AWS Aurora entry-level pricing cut to $30/mo ($24/mo for reserved) - talawahdotnet
https://aws.amazon.com/about-aws/whats-new/2017/03/amazon-aurora-cuts-entry-level-pricing-in-half-with-support-for-t2-small-instances/
======
talawahdotnet
Aurora now supports db.t2.small instances which means that you can now try it
out for just $30/mo ($0.041/hr x 24 x 30.5) or $24/mo if you opt for a no-
upfront-fee 1 year Reserved Instance. A more highly available two
instance/Multi-AZ setup would cost you twice as much. This comes on the heels
of the previous price drop from $200+/instance to $60/instance when they
announced support for db.t2.medium instances in November last year.

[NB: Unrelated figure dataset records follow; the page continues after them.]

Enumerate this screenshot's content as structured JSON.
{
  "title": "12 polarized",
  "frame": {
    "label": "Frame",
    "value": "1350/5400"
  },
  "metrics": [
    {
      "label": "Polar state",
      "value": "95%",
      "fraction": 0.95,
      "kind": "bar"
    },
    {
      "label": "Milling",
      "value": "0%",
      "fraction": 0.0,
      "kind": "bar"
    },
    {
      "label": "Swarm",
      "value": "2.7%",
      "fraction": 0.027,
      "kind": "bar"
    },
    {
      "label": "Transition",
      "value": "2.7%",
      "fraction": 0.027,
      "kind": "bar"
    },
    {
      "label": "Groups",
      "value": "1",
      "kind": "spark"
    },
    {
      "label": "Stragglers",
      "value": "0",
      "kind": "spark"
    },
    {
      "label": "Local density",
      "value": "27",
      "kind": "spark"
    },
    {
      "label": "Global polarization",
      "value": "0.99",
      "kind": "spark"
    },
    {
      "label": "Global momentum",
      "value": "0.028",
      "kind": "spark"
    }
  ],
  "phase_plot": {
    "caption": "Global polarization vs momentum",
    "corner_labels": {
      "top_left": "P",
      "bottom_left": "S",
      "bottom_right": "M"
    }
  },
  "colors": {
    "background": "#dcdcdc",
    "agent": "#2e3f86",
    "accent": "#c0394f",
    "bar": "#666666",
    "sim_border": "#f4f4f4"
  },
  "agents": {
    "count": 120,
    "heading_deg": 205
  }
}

Straight up MySQL RDS is still cheaper at approx $25/mo for db.t2.small and
$12.50/mo for a db.t2.micro instance (not supported by Aurora). But since
Aurora data is stored redundantly and recovery happens automatically, even a
single instance setup is probably better that what a lot of people are running
now.

AWS claims automated recovery times of 15 mins for a single instance and less
than 60 sec for a Multi-AZ configuration[1]. Seems like this entry level
Aurora instance should be a no-brainer for anyone running MySQL RDS on a
db.t2.small instance in a production-like environment today without high-
availibility.

Full pricing list here:
[https://aws.amazon.com/rds/aurora/pricing/](https://aws.amazon.com/rds/aurora/pricing/)
[1]
[https://aws.amazon.com/rds/aurora/faqs/](https://aws.amazon.com/rds/aurora/faqs/)